Após um ano em Batávia, Leendert foi enviado ao Forte Cochin, na Índia, para lutar contra o governante de Calecute, Zamorin, cujas forças haviam atacado o país de Cochin, um aliado dos holandeses. Ele permaneceu em Cochin por quase cinco anos e, em seguida, retornou a Batávia, onde foi promovido a escrivão militar, responsável pela contabilidade da CHIO.

Em dezembro de 1724, quando uma frota de navios liderada pelo comodoro Ewout van Dishoeck começou sua jornada de retorno à Holanda, Leendert obteve um cargo de contador a bordo de um dos navios, o Prattenburg. Em março de 1725, a frota chegou à Cidade do Cabo e, após uma estadia prolongada, o Prattenburg retomou sua viagem em abril. No entanto, pouco depois de partir do porto, o comodoro e os capitães acusaram Leendert de sodomia, levando-o a enfrentar uma punição brutal e solitária na ilha deserta.

Naquela época, a sodomia era considerada um dos pecados mais graves na Europa cristã, e todas as formas de atividades homossexuais eram rotuladas como sodomia, sujeitas a punições severas, inclusive a morte. Essa dura realidade era especialmente evidente na Holanda calvinista, onde as punições eram aplicadas com mais rigor do que na Inglaterra.

De acordo com os registros judiciais da Cidade do Cabo para navios da CHIO, no período de 1700 a 1794, ocorreram 44 julgamentos de sodomia envolvendo 150 indivíduos, muitos dos quais foram jogados ao mar após serem amarrados. Leendert, entretanto, conseguiu escapar com o banimento para a Ilha de Ascensão. Infelizmente, seu parceiro provavelmente enfrentou a pena de morte. Durante os meses solitários na ilha, as lembranças do seu amante perdido assombravam Leendert constantemente durante as noites.

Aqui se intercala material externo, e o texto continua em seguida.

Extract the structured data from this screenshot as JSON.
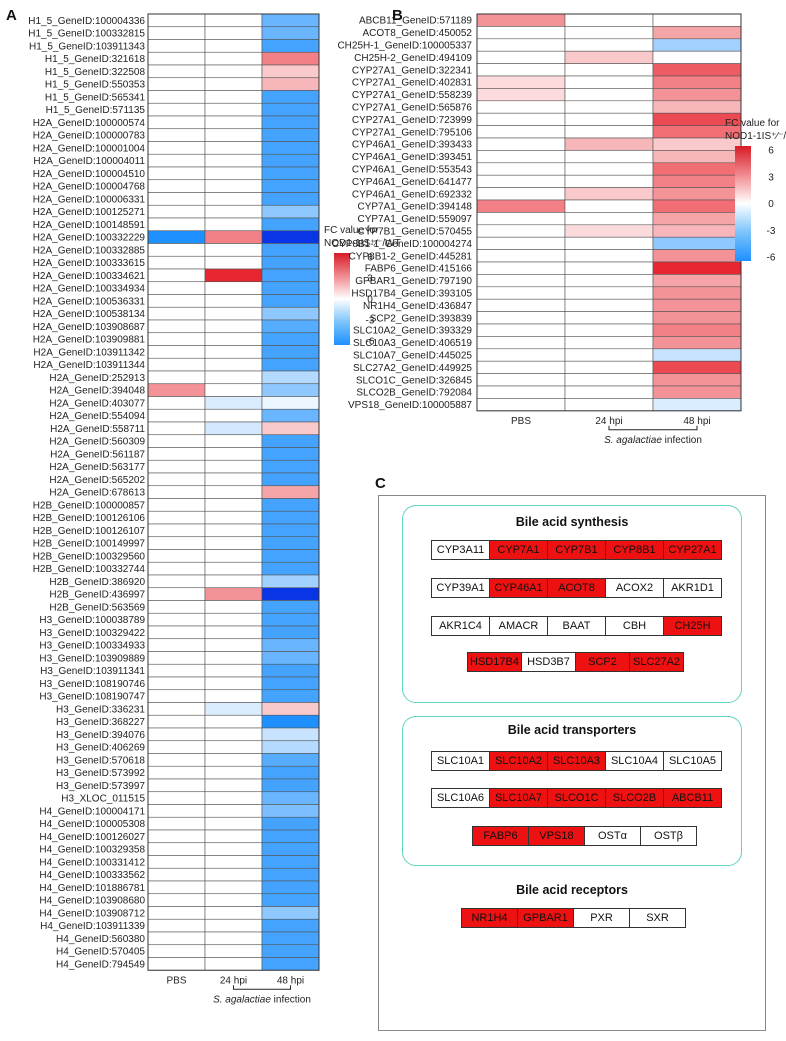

“Em 5 de maio de 1725, eles desembarcaram comigo um barril de água, dois baldes e uma velha frigideira, etc. Fiz minha barraca na praia próxima a uma rocha, onde coloquei algumas das minhas roupas”, escreveu Leendert em seu diário.

Ao explorar a ilha, Leendert caiu em um estado de desespero ao descobrir que havia poucos recursos disponíveis para garantir sua sobrevivência. Em suas próprias palavras: “Eu sinceramente desejei que algum acidente me acontecesse, para terminar esses dias miseráveis.”

Seu diário repetidamente descrevia seu estado melancólico e o desejo de morte que o assolava. No entanto, ele teve alguma sorte ao encontrar alguns pássaros lentos conhecidos como atobás e tartarugas na praia, que lhe forneciam alimento. Em um revés devastador, enquanto tentava transportar o barril de água para sua barraca, ele o derrubou acidentalmente, resultando em uma perda significativa de água. Essa situação foi particularmente difícil, já que a ilha oferecia poucas fontes de água.

Diário de Leendert Hasenbosch: a história de um soldado gay abandonado em uma ilha deserta
A única cópia existente de “Sodomia Punida“.

Leendert passava seus dias vigiando os navios que passavam, esperando por um possível resgate, mas nenhum navio apareceu no horizonte. Para amenizar a solidão, ele tentou criar um atobá como animal de estimação, mas infelizmente, o pássaro faleceu em poucos dias. Ele também fez esforços para cultivar cebolas e ervilhas, mas acabaram sendo devoradas por roedores. Enquanto o tempo passava na ilha, Leendert encontrou consolo na leitura de sua Bíblia, na oração e na luta contra suas adversidades.

A escassez de água tornou-se um grande problema e, em meados de junho, ele não tinha mais uma gota sequer. Desesperado, ele começou a cavar em busca de água, mas todos os seus esforços foram em vão. Eventualmente, ele seguiu algumas cabras até uma fonte de água corrente em outra parte da ilha. Contudo, mesmo essa fonte secou quando o verão atingiu seu auge.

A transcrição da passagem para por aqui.